Another research approach by [29] focused on therapeutic footwear for diabetic foot patients, aiming to reduce ulceration risk by relieving mechanical pressure on the foot. Dynamic in-shoe plantar pressure distribution was measured, and footwear modifications were made to optimize pressure reduction. The study demonstrated a 30.2% pressure relief across regions, suggesting that in-shoe plantar pressure analysis is an effective and efficient tool to guide footwear modifications for pressure reduction in neuropathic diabetic feet. The Pedar-X system, a flexible pressure-sensing insole with 99 sensors, was calibrated, patients walked along a 12-m walkway, and in-shoe plantar pressures were measured during the walking trials. The optimized footwear was associated with reduced pressure at targeted regions, suggesting a potential reduction in the risk of DFU. The results indicated that positive outcomes could be achieved by experienced clinical teams, emphasizing the potential of the optimization approach to provide better quality footwear for individual patients. Despite the study’s limitations, including the small sample size and the absence of objective criteria for modifications, the study concluded that in-shoe plantar pressure analysis offered an effective and efficient method for assessing and improving therapeutic footwear quality, potentially reducing the risk of plantar foot ulceration in neuropathic diabetic foot patients.

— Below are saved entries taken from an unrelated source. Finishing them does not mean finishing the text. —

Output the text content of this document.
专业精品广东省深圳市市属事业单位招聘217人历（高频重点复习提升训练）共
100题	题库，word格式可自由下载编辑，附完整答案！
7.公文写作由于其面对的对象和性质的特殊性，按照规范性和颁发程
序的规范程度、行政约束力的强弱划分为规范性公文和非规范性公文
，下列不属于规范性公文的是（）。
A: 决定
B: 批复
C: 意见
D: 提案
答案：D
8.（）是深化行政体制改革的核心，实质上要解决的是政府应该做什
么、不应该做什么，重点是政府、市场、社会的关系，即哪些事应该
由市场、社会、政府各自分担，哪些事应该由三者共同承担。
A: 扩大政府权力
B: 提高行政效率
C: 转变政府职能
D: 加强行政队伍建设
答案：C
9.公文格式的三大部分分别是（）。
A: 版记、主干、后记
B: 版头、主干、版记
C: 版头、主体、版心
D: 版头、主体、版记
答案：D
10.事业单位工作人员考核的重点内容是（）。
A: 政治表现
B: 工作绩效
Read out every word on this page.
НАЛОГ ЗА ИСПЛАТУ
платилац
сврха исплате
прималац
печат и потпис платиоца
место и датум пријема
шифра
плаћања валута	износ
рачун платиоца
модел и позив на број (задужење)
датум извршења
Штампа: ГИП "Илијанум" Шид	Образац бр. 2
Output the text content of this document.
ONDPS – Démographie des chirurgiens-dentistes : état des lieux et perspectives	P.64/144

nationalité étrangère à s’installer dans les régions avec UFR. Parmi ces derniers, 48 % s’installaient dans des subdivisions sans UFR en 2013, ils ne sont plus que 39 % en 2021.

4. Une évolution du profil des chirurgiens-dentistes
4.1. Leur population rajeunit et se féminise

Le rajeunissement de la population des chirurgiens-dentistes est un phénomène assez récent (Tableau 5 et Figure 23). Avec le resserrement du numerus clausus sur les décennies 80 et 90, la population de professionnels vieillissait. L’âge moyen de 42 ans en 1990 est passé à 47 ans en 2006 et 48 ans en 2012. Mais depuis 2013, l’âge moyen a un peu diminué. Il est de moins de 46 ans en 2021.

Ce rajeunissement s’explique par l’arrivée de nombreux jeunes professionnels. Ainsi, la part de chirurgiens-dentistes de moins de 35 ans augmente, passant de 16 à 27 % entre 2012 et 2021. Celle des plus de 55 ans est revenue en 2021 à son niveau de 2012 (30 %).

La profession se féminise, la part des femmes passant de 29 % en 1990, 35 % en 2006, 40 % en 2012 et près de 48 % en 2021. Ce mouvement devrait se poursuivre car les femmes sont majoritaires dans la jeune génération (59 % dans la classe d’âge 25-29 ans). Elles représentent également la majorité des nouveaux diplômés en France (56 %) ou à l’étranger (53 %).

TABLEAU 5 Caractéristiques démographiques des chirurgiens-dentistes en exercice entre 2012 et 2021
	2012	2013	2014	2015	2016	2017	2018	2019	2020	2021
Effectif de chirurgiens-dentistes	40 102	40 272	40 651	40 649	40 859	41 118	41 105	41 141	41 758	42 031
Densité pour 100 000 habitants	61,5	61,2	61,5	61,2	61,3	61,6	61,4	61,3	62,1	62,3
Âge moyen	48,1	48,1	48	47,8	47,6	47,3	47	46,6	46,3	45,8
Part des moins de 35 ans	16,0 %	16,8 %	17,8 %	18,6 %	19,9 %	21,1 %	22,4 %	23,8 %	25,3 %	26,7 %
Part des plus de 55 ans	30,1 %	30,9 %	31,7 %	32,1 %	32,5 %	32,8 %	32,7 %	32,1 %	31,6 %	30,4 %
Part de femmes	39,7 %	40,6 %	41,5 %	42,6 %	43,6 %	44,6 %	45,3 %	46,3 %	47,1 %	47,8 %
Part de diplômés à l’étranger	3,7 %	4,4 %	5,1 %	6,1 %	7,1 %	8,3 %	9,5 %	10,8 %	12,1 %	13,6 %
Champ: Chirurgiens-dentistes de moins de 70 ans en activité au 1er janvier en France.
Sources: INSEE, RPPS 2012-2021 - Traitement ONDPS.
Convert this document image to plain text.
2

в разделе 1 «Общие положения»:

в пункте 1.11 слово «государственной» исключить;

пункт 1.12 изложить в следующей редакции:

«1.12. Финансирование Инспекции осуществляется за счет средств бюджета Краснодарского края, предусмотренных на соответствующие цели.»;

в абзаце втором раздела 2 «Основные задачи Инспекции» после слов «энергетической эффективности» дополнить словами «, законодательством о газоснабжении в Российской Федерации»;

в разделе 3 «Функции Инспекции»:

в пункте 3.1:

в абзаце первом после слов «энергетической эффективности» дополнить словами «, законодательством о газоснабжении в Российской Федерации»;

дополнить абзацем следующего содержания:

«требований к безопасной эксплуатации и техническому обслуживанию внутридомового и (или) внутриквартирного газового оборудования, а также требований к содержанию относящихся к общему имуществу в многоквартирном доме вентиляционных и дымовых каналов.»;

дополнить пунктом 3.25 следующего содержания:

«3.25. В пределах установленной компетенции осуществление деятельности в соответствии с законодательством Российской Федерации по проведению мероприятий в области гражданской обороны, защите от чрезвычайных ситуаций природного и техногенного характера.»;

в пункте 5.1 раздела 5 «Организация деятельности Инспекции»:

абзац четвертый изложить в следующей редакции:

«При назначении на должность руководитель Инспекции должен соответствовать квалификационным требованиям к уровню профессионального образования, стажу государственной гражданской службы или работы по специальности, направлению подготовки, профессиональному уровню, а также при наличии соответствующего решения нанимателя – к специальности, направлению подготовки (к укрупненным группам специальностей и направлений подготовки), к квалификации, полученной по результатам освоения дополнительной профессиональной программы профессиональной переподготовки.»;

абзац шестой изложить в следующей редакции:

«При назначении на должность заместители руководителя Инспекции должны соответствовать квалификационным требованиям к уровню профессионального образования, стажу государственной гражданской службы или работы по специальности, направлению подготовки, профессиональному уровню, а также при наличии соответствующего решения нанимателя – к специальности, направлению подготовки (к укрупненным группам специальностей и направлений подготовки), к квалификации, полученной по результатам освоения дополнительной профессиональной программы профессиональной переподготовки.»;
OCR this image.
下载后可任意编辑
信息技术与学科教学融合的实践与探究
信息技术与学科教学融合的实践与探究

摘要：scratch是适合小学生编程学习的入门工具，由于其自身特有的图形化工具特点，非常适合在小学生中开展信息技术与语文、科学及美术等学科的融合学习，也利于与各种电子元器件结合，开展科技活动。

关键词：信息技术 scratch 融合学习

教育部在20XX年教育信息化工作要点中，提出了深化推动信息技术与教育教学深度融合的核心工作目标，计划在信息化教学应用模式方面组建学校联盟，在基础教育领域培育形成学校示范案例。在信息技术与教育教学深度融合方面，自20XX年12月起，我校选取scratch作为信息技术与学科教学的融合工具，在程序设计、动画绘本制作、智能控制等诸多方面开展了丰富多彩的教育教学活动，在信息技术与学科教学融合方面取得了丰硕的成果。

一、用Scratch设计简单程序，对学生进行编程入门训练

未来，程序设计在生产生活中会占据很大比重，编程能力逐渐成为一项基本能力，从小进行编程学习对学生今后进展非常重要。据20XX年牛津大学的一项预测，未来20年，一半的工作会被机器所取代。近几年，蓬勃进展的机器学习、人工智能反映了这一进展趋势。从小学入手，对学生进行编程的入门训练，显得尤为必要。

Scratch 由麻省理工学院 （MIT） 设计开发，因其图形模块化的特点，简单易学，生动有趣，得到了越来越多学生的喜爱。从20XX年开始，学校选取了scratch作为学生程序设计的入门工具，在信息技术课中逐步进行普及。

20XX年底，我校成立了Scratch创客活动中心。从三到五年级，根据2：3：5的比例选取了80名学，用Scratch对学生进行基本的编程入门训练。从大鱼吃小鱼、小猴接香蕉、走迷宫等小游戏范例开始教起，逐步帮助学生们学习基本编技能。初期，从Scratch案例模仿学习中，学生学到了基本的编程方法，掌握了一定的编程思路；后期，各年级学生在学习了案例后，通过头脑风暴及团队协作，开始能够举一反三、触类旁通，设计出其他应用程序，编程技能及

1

3.3.2. Remote Foot-Temperature Monitoring

In the study conducted by [34], a prospective and multicenter cohort approach was employed to assess the effectiveness of a novel remote foot-temperature monitoring system using a wireless thermometric foot mat. With a focus on 132 diabetic participants with a history of healed DFUs, the study aimed to evaluate the device’s accuracy in predicting nontraumatic plantar DFUs. The 34-week follow-up period included participants from various care environments, while the study device, known as the Remote Temperature Monitoring System, featured a wireless floor mat with temperature sensors, facilitating daily foot temperature scans. The device demonstrated a high accuracy of 97% in detecting DFUs at a temperature asymmetry threshold of 2.22 °C. Despite concerns about in-home monitoring adherence, the study reported encouraging compliance, with 86% of participants averaging at least three uses per week. However, several losses to follow-up were observed, suggesting varied adoption rates among participants. As such, the findings underscore the importance of technological interventions in enhancing adherence and early intervention for improved diabetic foot care. In this common line, the study by [35] focused on assessing the accuracy of once-daily foot temperature monitoring for predicting foot ulceration in diabetic patients, specifically those with recent wounds and partial foot amputations, using a telemedicine mat, the Podimetrics RTM System. The study analyzed data from 129 participants with previously healed diabetic foot ulcers. Among the most important findings, non-inferior predictive accuracy in cohorts with recent wounds and partial foot amputations compared to the control cohort showcased the reliability of once-daily foot temperature monitoring in challenging conditions. The study reported a consistent alert lead time ranging from 33 to 42 days across cohorts, emphasizing the potential for early detection. Participants were followed for 34 weeks, and the once-daily foot temperature monitoring, facilitated by the telemedicine mat, demonstrated accuracy in predicting foot ulceration, while another advantage of this approach was that the mat’s large surface area accommodated patients with foot deformities or amputations, contributing to its practicality.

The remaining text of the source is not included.